The UAE held its ground, as did the Gulf in general. Exchanges reopened, and airports resumed operations. Qatar, despite years of mediating between Tehran and Washington, D.C., shot down two Iranian Su-24s nearing its airspace. This was a significant event and showed that Gulf states aren’t passive under pressure. Given the right conditions, they will respond.

By March 10, the UAE had endured over 250 ballistic missiles, more than 1,400 drones and eight cruise missiles. Its layered air defenses, developed through extensive planning and investment, have performed at a level few countries could achieve. American THAAD and Patriot systems, South Korea’s Cheongung II in its first battle deployment, Israeli developed Barak-8 batteries and US-operated assets have intercepted over 90% of incoming threats. Fatalities have been minimal. Cafés remain open, roads are busy and people aren’t fleeing. Many openly express loyalty to the country.

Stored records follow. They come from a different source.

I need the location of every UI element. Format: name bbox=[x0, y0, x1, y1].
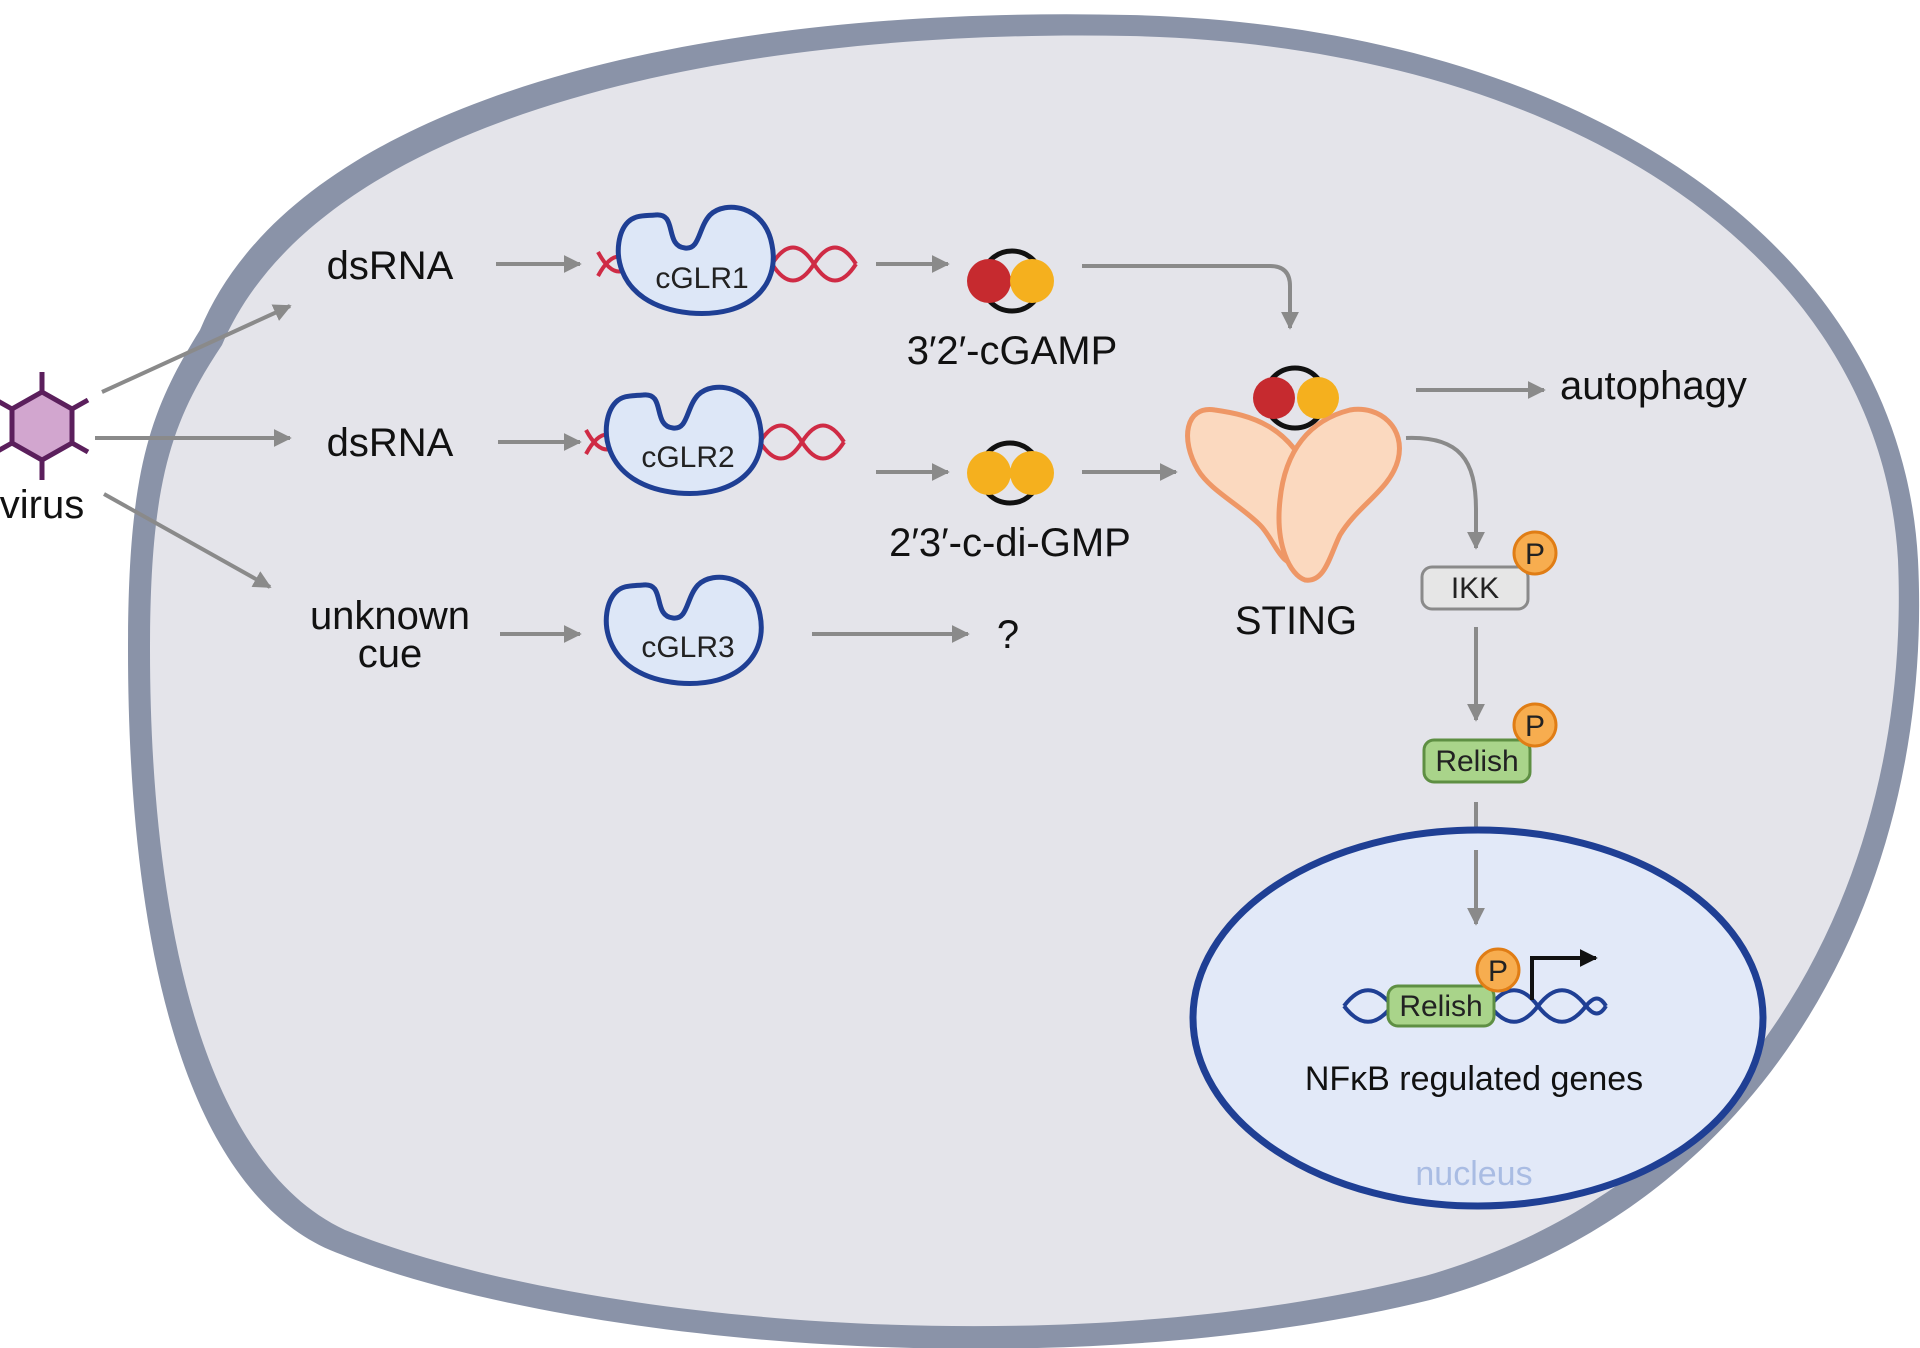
relish-phospho-label: P bbox=[1525, 710, 1545, 743]
relish-phospho-icon bbox=[1512, 702, 1558, 748]
unknown-cue-label-line1: unknown bbox=[310, 594, 470, 638]
transcription-start-arrow-icon bbox=[1530, 949, 1598, 1000]
arrow-virus-to-unknown-cue bbox=[103, 492, 272, 589]
pathway-2: dsRNA cGLR2 2′3′-c-di-GMP bbox=[327, 384, 1178, 565]
arrow-virus-to-dsrna1 bbox=[101, 304, 292, 394]
sting: STING bbox=[1185, 365, 1402, 643]
autophagy-label: autophagy bbox=[1560, 364, 1747, 408]
arrow-cgamp-to-sting bbox=[1082, 264, 1299, 330]
nuclear-relish-box bbox=[1386, 984, 1496, 1028]
cglr3-icon bbox=[603, 574, 764, 686]
relish: Relish P bbox=[1422, 702, 1558, 784]
nuclear-relish-label: Relish bbox=[1399, 990, 1482, 1023]
relish-box bbox=[1422, 738, 1532, 784]
virus-label: virus bbox=[0, 483, 84, 527]
nuclear-relish-phospho-label: P bbox=[1488, 955, 1508, 988]
cgamp-bound-to-sting-icon bbox=[1253, 365, 1339, 431]
ikk-label: IKK bbox=[1451, 572, 1499, 605]
nuclear-relish-phospho-icon bbox=[1475, 947, 1521, 993]
nucleus-label: nucleus bbox=[1415, 1155, 1532, 1193]
ikk-phospho-icon bbox=[1512, 530, 1558, 576]
dsrna-label-1: dsRNA bbox=[327, 244, 454, 288]
cglr2-icon bbox=[603, 384, 764, 496]
cglr1-icon bbox=[615, 204, 776, 316]
cglr1-label: cGLR1 bbox=[655, 262, 748, 295]
unknown-product-label: ? bbox=[997, 613, 1019, 657]
cdigmp-label: 2′3′-c-di-GMP bbox=[889, 521, 1131, 565]
sting-label: STING bbox=[1235, 599, 1357, 643]
ikk-box bbox=[1420, 565, 1530, 611]
ikk: IKK P bbox=[1420, 530, 1558, 611]
nucleus: Relish P NFκB regulated genes nucleus bbox=[1189, 826, 1767, 1210]
pathway-3: unknown cue cGLR3 ? bbox=[310, 574, 1019, 686]
virus: virus bbox=[0, 372, 90, 527]
relish-label: Relish bbox=[1435, 745, 1518, 778]
ikk-phospho-label: P bbox=[1525, 538, 1545, 571]
cyclic-dinucleotide-3-2-cgamp-icon bbox=[967, 248, 1054, 314]
dsrna-label-2: dsRNA bbox=[327, 421, 454, 465]
pathway-1: dsRNA cGLR1 3′2′-cGAMP bbox=[327, 204, 1299, 373]
arrow-sting-to-ikk bbox=[1405, 435, 1485, 550]
unknown-cue-label-line2: cue bbox=[358, 632, 423, 676]
nfkb-genes-label: NFκB regulated genes bbox=[1305, 1060, 1643, 1098]
cglr2-label: cGLR2 bbox=[641, 441, 734, 474]
virus-icon bbox=[0, 372, 90, 480]
cglr3-label: cGLR3 bbox=[641, 631, 734, 664]
cgamp-label: 3′2′-cGAMP bbox=[907, 329, 1118, 373]
cyclic-dinucleotide-2-3-cdigmp-icon bbox=[967, 440, 1054, 506]
sting-dimer-icon bbox=[1185, 406, 1402, 583]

These aren’t signs of a mirage. They indicate a state that was prepared.

The explanation goes deeper than just military hardware. Yes, the UAE invested early, diversified wisely and built one of the most advanced defense structures in the region. At the same time, it also established something less measurable but equally important: a working social agreement. More than 200 nationalities live in the UAE. Most stayed during Covid, and they are staying through missile attacks, not out of obligation, but because they genuinely feel at home there. This quiet sense of belonging, within a confident Muslim-majority state that embraces differences, is a key foundation of Emirati resilience.

The UAE is not a fragile mirage. It is a fortress oasis: pluralistic, orderly, heavily defended and supported by one of the strongest security partnerships that the United States has in the region. Critics have repeatedly predicted its collapse. Instead, under pressure, it has demonstrated endurance, legitimacy and strength, along with the broader nations of the Gulf Cooperation Council.